Mother's Day: Not Always a Celebration
This holiday can be a painful recollection for some of us.
Posted May 07, 2012
The mother-child bond is something special; I don’t believe anything like it exists. When that bond is broken, in whatever way, it is nothing short of a tragedy. Children without mothers, even adult children, hurt, the ache, the yearning never quite dissipates completely.
This past March was the tenth anniversary of my mother’s death. A milestone of sorts, I suppose. The years have vanished into a calendar marked up with appointments and obligations.
This year alone has come roaring back and I am hurting. I cried for a colleague at work who lost her mother. I wrote an essay about trying to posthumously repair my relationship with my mother in therapy. I was extremely narcissistic when I was at my sickest, not realizing the effect my illness had on my mother. It has only been since she passed away, that I have come realize how much she suffered each time I went into the hospital, each time she hugged me and felt my protruding spine as a result of the anorexia.
Longing for the chance to apologize to her, to make this right, I cry myself to sleep begging for one last opportunity to talk to her, to say I am sorry. But I know that is not going to happen. This acceptance hits me hard, in the gut.
Additional crises our family has endured over the past year has made me yearn for her to step in and take charge as she always did. Never have I had to stand so strong and lean on myself. So many friends, acquaintances have said to me, "If only your mother could see you now…"
And I have to believe, a fervent wish to myself, that she is looking down on me, happily, because there were so many moments where we never knew if we would ever laugh or even smile again.
I don’t tell my patients that I have lost my mother when they tell me they have lost theirs. Instead I inquire about their relationship with their mother and try get an idea of the framework that formed their bond. There are so many possible permutations that initially I just listen to him or her, letting them go off on tangents because those digressions may provide valuable revelations.

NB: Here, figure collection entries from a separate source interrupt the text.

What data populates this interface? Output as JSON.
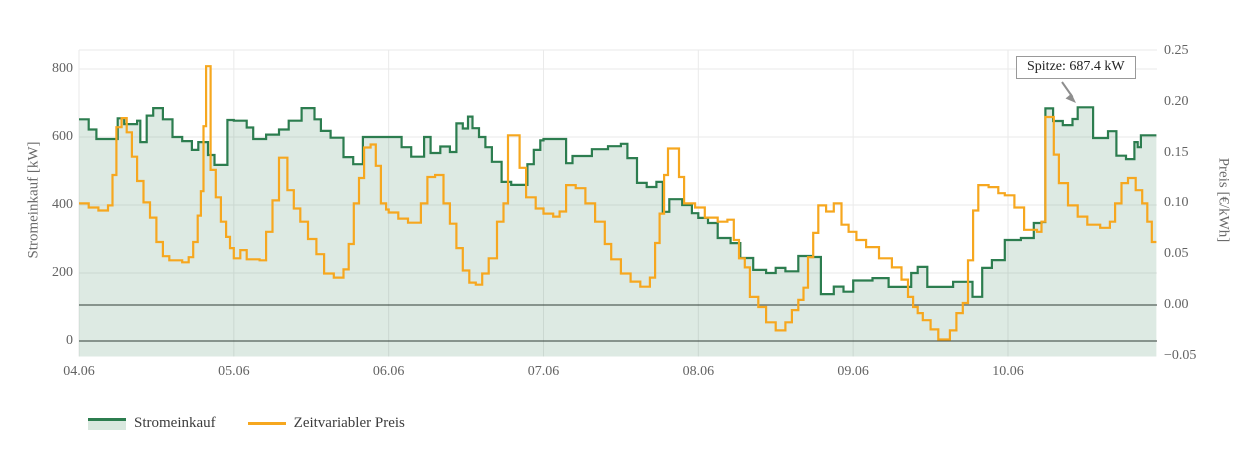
{
  "chart_data": {
    "type": "line",
    "title": "",
    "ylabel_left": "Stromeinkauf [kW]",
    "ylabel_right": "Preis [€/kWh]",
    "x_tick_labels": [
      "04.06",
      "05.06",
      "06.06",
      "07.06",
      "08.06",
      "09.06",
      "10.06"
    ],
    "yleft_ticks": [
      0,
      200,
      400,
      600,
      800
    ],
    "yleft_tick_labels": [
      "0",
      "200",
      "400",
      "600",
      "800"
    ],
    "yleft_range": [
      0,
      870
    ],
    "yright_ticks": [
      -0.05,
      0.0,
      0.05,
      0.1,
      0.15,
      0.2,
      0.25
    ],
    "yright_tick_labels": [
      "−0.05",
      "0.00",
      "0.05",
      "0.10",
      "0.15",
      "0.20",
      "0.25"
    ],
    "yright_range": [
      -0.055,
      0.252
    ],
    "grid": true,
    "legend_position": "bottom-left",
    "end_hour": 167,
    "hours_per_day": 24,
    "annotation": {
      "text": "Spitze: 687.4 kW",
      "value_kw": 687.4
    },
    "legend": [
      "Stromeinkauf",
      "Zeitvariabler Preis"
    ],
    "colors": {
      "green_line": "#2c7d4f",
      "green_fill": "rgba(46,125,79,0.16)",
      "orange_line": "#f6a71f",
      "grid": "#eaeaea",
      "zeroline": "#333333",
      "arrow": "#8e8e8e"
    },
    "series": [
      {
        "name": "Stromeinkauf",
        "axis": "left",
        "unit": "kW",
        "style": "step-area",
        "points": [
          [
            0,
            652
          ],
          [
            1.5,
            622
          ],
          [
            2.7,
            594
          ],
          [
            6,
            655
          ],
          [
            7,
            638
          ],
          [
            9,
            648
          ],
          [
            9.5,
            585
          ],
          [
            10.5,
            663
          ],
          [
            11.5,
            685
          ],
          [
            13,
            652
          ],
          [
            14.5,
            600
          ],
          [
            16,
            588
          ],
          [
            17.5,
            562
          ],
          [
            18.5,
            585
          ],
          [
            20,
            547
          ],
          [
            21,
            518
          ],
          [
            23,
            650
          ],
          [
            24,
            648
          ],
          [
            26,
            628
          ],
          [
            27,
            594
          ],
          [
            29,
            607
          ],
          [
            31,
            622
          ],
          [
            32.5,
            648
          ],
          [
            34.5,
            685
          ],
          [
            36.5,
            652
          ],
          [
            37.5,
            618
          ],
          [
            39,
            598
          ],
          [
            41,
            541
          ],
          [
            42.5,
            520
          ],
          [
            44,
            600
          ],
          [
            48,
            600
          ],
          [
            50,
            570
          ],
          [
            51.5,
            542
          ],
          [
            53.5,
            600
          ],
          [
            54.5,
            553
          ],
          [
            56,
            572
          ],
          [
            57.5,
            556
          ],
          [
            58.5,
            640
          ],
          [
            59.5,
            625
          ],
          [
            60.3,
            660
          ],
          [
            61,
            626
          ],
          [
            62,
            600
          ],
          [
            63,
            570
          ],
          [
            64,
            527
          ],
          [
            65.5,
            468
          ],
          [
            67,
            459
          ],
          [
            69.5,
            520
          ],
          [
            70.5,
            562
          ],
          [
            71.5,
            590
          ],
          [
            72,
            594
          ],
          [
            75.5,
            523
          ],
          [
            76.5,
            544
          ],
          [
            79.5,
            564
          ],
          [
            82,
            573
          ],
          [
            84,
            580
          ],
          [
            85,
            538
          ],
          [
            86.5,
            465
          ],
          [
            88,
            453
          ],
          [
            89.5,
            468
          ],
          [
            90.5,
            380
          ],
          [
            91.5,
            417
          ],
          [
            93.5,
            400
          ],
          [
            95,
            376
          ],
          [
            96,
            362
          ],
          [
            97.5,
            347
          ],
          [
            99,
            303
          ],
          [
            101,
            288
          ],
          [
            102.5,
            244
          ],
          [
            104.5,
            209
          ],
          [
            106.5,
            200
          ],
          [
            108,
            215
          ],
          [
            109.5,
            205
          ],
          [
            111.5,
            250
          ],
          [
            113.5,
            247
          ],
          [
            115,
            138
          ],
          [
            117,
            160
          ],
          [
            118.5,
            145
          ],
          [
            120,
            178
          ],
          [
            123,
            185
          ],
          [
            125.5,
            159
          ],
          [
            129,
            200
          ],
          [
            130,
            218
          ],
          [
            131.5,
            159
          ],
          [
            135.5,
            174
          ],
          [
            138.5,
            130
          ],
          [
            140,
            215
          ],
          [
            141.5,
            238
          ],
          [
            143.5,
            297
          ],
          [
            146,
            303
          ],
          [
            148,
            347
          ],
          [
            149.2,
            350
          ],
          [
            149.8,
            684
          ],
          [
            151,
            647
          ],
          [
            152.5,
            635
          ],
          [
            154,
            653
          ],
          [
            154.8,
            687.4
          ],
          [
            157.2,
            597
          ],
          [
            159.5,
            617
          ],
          [
            160.8,
            545
          ],
          [
            162.3,
            535
          ],
          [
            163.6,
            585
          ],
          [
            164.1,
            570
          ],
          [
            164.6,
            605
          ]
        ]
      },
      {
        "name": "Zeitvariabler Preis",
        "axis": "right",
        "unit": "€/kWh",
        "style": "step-line",
        "points": [
          [
            0,
            0.1
          ],
          [
            1.5,
            0.096
          ],
          [
            3,
            0.093
          ],
          [
            4.5,
            0.098
          ],
          [
            5.2,
            0.128
          ],
          [
            5.8,
            0.175
          ],
          [
            6.6,
            0.184
          ],
          [
            7.4,
            0.17
          ],
          [
            8.2,
            0.146
          ],
          [
            9,
            0.122
          ],
          [
            10,
            0.101
          ],
          [
            11,
            0.086
          ],
          [
            12,
            0.062
          ],
          [
            13,
            0.048
          ],
          [
            14,
            0.044
          ],
          [
            16,
            0.042
          ],
          [
            17,
            0.047
          ],
          [
            17.7,
            0.062
          ],
          [
            18.4,
            0.088
          ],
          [
            18.9,
            0.112
          ],
          [
            19.3,
            0.176
          ],
          [
            19.7,
            0.235
          ],
          [
            20.4,
            0.133
          ],
          [
            21.2,
            0.106
          ],
          [
            22,
            0.082
          ],
          [
            22.8,
            0.067
          ],
          [
            23.4,
            0.056
          ],
          [
            24,
            0.046
          ],
          [
            25,
            0.054
          ],
          [
            26,
            0.045
          ],
          [
            28,
            0.044
          ],
          [
            29,
            0.072
          ],
          [
            30,
            0.103
          ],
          [
            31,
            0.145
          ],
          [
            32.3,
            0.113
          ],
          [
            33.3,
            0.095
          ],
          [
            34.3,
            0.082
          ],
          [
            35.5,
            0.065
          ],
          [
            36.8,
            0.05
          ],
          [
            38,
            0.031
          ],
          [
            39.5,
            0.027
          ],
          [
            41,
            0.035
          ],
          [
            41.8,
            0.06
          ],
          [
            42.6,
            0.1
          ],
          [
            43.4,
            0.125
          ],
          [
            44.2,
            0.155
          ],
          [
            45.2,
            0.158
          ],
          [
            46,
            0.137
          ],
          [
            46.8,
            0.1
          ],
          [
            47.6,
            0.094
          ],
          [
            48,
            0.091
          ],
          [
            49.5,
            0.085
          ],
          [
            51,
            0.081
          ],
          [
            53,
            0.1
          ],
          [
            54,
            0.126
          ],
          [
            55.2,
            0.128
          ],
          [
            56.5,
            0.1
          ],
          [
            57.5,
            0.08
          ],
          [
            58.5,
            0.056
          ],
          [
            59.5,
            0.034
          ],
          [
            60.5,
            0.022
          ],
          [
            61.5,
            0.02
          ],
          [
            62.5,
            0.031
          ],
          [
            63.5,
            0.046
          ],
          [
            64.8,
            0.082
          ],
          [
            65.8,
            0.1
          ],
          [
            66.5,
            0.167
          ],
          [
            68.3,
            0.135
          ],
          [
            69.3,
            0.106
          ],
          [
            70.8,
            0.095
          ],
          [
            72,
            0.09
          ],
          [
            73.5,
            0.087
          ],
          [
            74.5,
            0.092
          ],
          [
            75.5,
            0.118
          ],
          [
            77,
            0.115
          ],
          [
            78.5,
            0.1
          ],
          [
            80,
            0.082
          ],
          [
            81.5,
            0.06
          ],
          [
            82.5,
            0.045
          ],
          [
            84,
            0.031
          ],
          [
            85.5,
            0.023
          ],
          [
            87,
            0.018
          ],
          [
            88.5,
            0.027
          ],
          [
            89.3,
            0.061
          ],
          [
            90,
            0.09
          ],
          [
            90.7,
            0.128
          ],
          [
            91.3,
            0.154
          ],
          [
            93,
            0.126
          ],
          [
            93.8,
            0.1
          ],
          [
            95.5,
            0.096
          ],
          [
            97,
            0.086
          ],
          [
            99,
            0.082
          ],
          [
            100.5,
            0.084
          ],
          [
            101.5,
            0.064
          ],
          [
            102.3,
            0.046
          ],
          [
            103.2,
            0.037
          ],
          [
            104,
            0.008
          ],
          [
            105.3,
            -0.002
          ],
          [
            106.5,
            -0.017
          ],
          [
            108,
            -0.025
          ],
          [
            109.5,
            -0.017
          ],
          [
            110.5,
            -0.005
          ],
          [
            111.5,
            0.005
          ],
          [
            112.3,
            0.017
          ],
          [
            113,
            0.047
          ],
          [
            113.8,
            0.071
          ],
          [
            114.6,
            0.098
          ],
          [
            115.8,
            0.092
          ],
          [
            117,
            0.1
          ],
          [
            118.2,
            0.079
          ],
          [
            119.3,
            0.072
          ],
          [
            120.5,
            0.064
          ],
          [
            122,
            0.057
          ],
          [
            124,
            0.046
          ],
          [
            126,
            0.037
          ],
          [
            127.5,
            0.025
          ],
          [
            128.5,
            0.008
          ],
          [
            129.3,
            -0.002
          ],
          [
            130,
            -0.008
          ],
          [
            130.8,
            -0.015
          ],
          [
            132,
            -0.024
          ],
          [
            133.2,
            -0.034
          ],
          [
            135,
            -0.025
          ],
          [
            136,
            -0.008
          ],
          [
            137,
            0.002
          ],
          [
            137.8,
            0.044
          ],
          [
            138.6,
            0.093
          ],
          [
            139.4,
            0.118
          ],
          [
            141,
            0.116
          ],
          [
            142.5,
            0.11
          ],
          [
            143.5,
            0.108
          ],
          [
            145,
            0.096
          ],
          [
            146.5,
            0.074
          ],
          [
            148.5,
            0.072
          ],
          [
            149.2,
            0.082
          ],
          [
            149.8,
            0.185
          ],
          [
            151.1,
            0.148
          ],
          [
            151.9,
            0.12
          ],
          [
            153.3,
            0.098
          ],
          [
            154.8,
            0.087
          ],
          [
            156.3,
            0.079
          ],
          [
            158.3,
            0.076
          ],
          [
            159.8,
            0.082
          ],
          [
            160.6,
            0.1
          ],
          [
            161.6,
            0.12
          ],
          [
            162.6,
            0.125
          ],
          [
            163.8,
            0.113
          ],
          [
            164.8,
            0.1
          ],
          [
            165.6,
            0.082
          ],
          [
            166.3,
            0.062
          ]
        ]
      }
    ]
  }
}
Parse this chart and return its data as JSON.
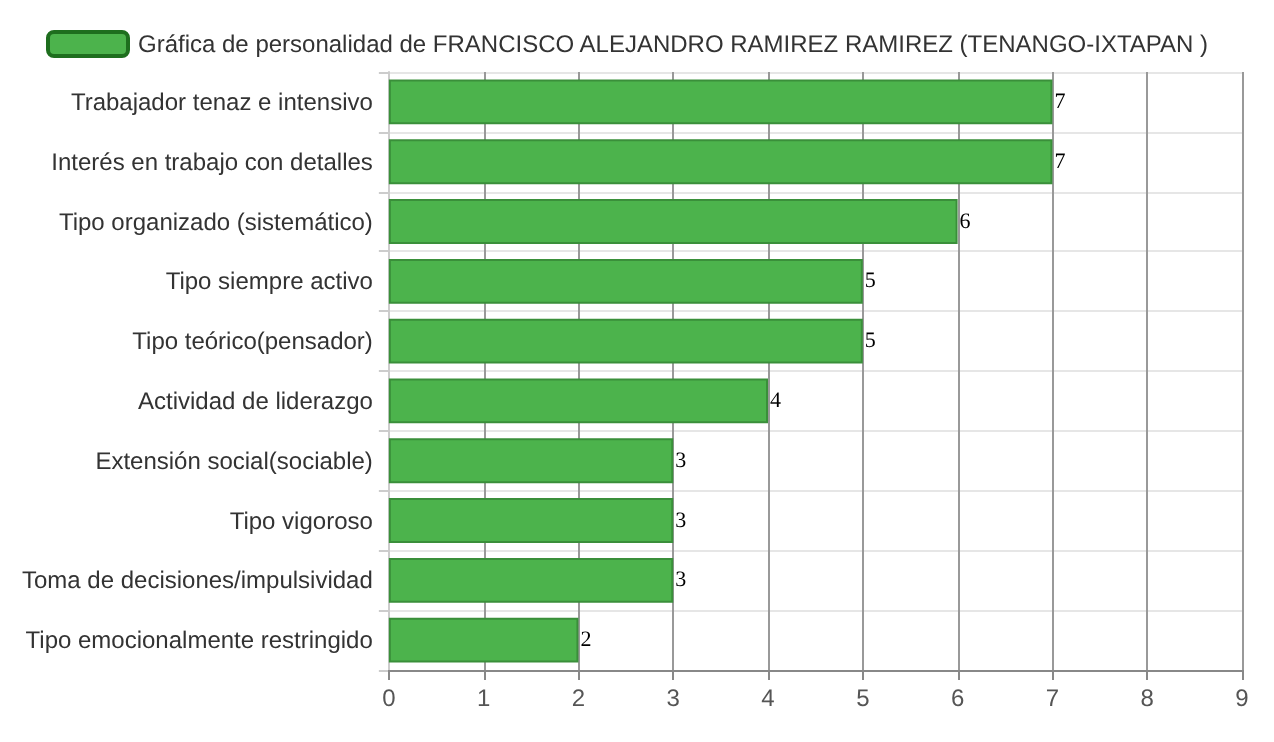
{
  "chart_data": {
    "type": "bar",
    "orientation": "horizontal",
    "categories": [
      "Trabajador tenaz e intensivo",
      "Interés en trabajo con detalles",
      "Tipo organizado (sistemático)",
      "Tipo siempre activo",
      "Tipo teórico(pensador)",
      "Actividad de liderazgo",
      "Extensión social(sociable)",
      "Tipo vigoroso",
      "Toma de decisiones/impulsividad",
      "Tipo emocionalmente restringido"
    ],
    "series": [
      {
        "name": "Gráfica de personalidad de FRANCISCO ALEJANDRO RAMIREZ RAMIREZ (TENANGO-IXTAPAN )",
        "color": "#4cb34c",
        "values": [
          7,
          7,
          6,
          5,
          5,
          4,
          3,
          3,
          3,
          2
        ]
      }
    ],
    "xlim": [
      0,
      9
    ],
    "xticks": [
      0,
      1,
      2,
      3,
      4,
      5,
      6,
      7,
      8,
      9
    ],
    "grid": true,
    "legend": "top",
    "data_labels": true
  }
}
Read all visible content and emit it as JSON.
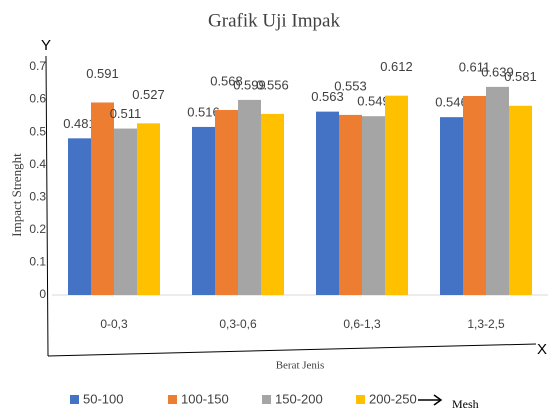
{
  "chart_data": {
    "type": "bar",
    "title": "Grafik Uji Impak",
    "y_axis_label": "Impact Strenght",
    "x_axis_label": "Berat Jenis",
    "y_axis_symbol": "Y",
    "x_axis_symbol": "X",
    "legend_note": "Mesh",
    "categories": [
      "0-0,3",
      "0,3-0,6",
      "0,6-1,3",
      "1,3-2,5"
    ],
    "series": [
      {
        "name": "50-100",
        "color": "#4472c4",
        "values": [
          0.481,
          0.516,
          0.563,
          0.546
        ]
      },
      {
        "name": "100-150",
        "color": "#ed7d31",
        "values": [
          0.591,
          0.568,
          0.553,
          0.611
        ]
      },
      {
        "name": "150-200",
        "color": "#a5a5a5",
        "values": [
          0.511,
          0.599,
          0.549,
          0.639
        ]
      },
      {
        "name": "200-250",
        "color": "#ffc000",
        "values": [
          0.527,
          0.556,
          0.612,
          0.581
        ]
      }
    ],
    "ylim": [
      0,
      0.7
    ],
    "yticks": [
      0,
      0.1,
      0.2,
      0.3,
      0.4,
      0.5,
      0.6,
      0.7
    ],
    "grid": false,
    "legend": "bottom"
  }
}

Each patient’s relationship with their mother is so different; some patients, even though they may have been physically, verbally or emotionally abused by her, they still long for her acceptance. Some patients, well into their forties and fifties, continue to live with their mothers, and I wonder what’s going to happen when their elderly mother passes away?
Other patients just don’t want to deal with their mothers regardless of whether they are dead or alive; having contact with their mother is a trigger and sets them off on a sequence of negative behaviors. Other patients insist they have or had a terrific mother, all their needs as a child were fulfilled, but then they are unable to sustain a healthy relationship as an adult. I have to wonder,
My job is to help the patient gently and slowly dismantle and explore from different angles their relationship with their mother, and put it back together again more realistically. I want to help the client to see her as a unique person, complete with amazing traits, but also with some faults. "She’s your mother, but no one, not even mothers are perfect,” I remind them. If there is resistance, he or she may not be ready which is okay. I don’t push it — the consequences aren’t worth it.
Each time my psychiatrist, Dr. Adena* and I brought up the possibility of taking my mother off the pedestal on which I had put her before I was ready, I would relapse into my anorexia. It took several years of approaching it, before I could finally conceive of this and could broach the issue safely. This journey is a treacherous one and needs to be undertaken with care and concern.
Regardless of how the bond between a mother and child of any age has been shattered, regardless of how many years have passed, the hurt remains as do the effects of this incalculable loss. Mourning takes time; the seasons of grieving pass seamlessly into each other as the years go by. We may remain numb; we may remain overcome with grief, we may believe we've come to terms with her death, but at some point, five, ten, twenty years later, the thought, the feeling will come as if we’d been shot by an arrow, surprising all of us; “I want my mother.”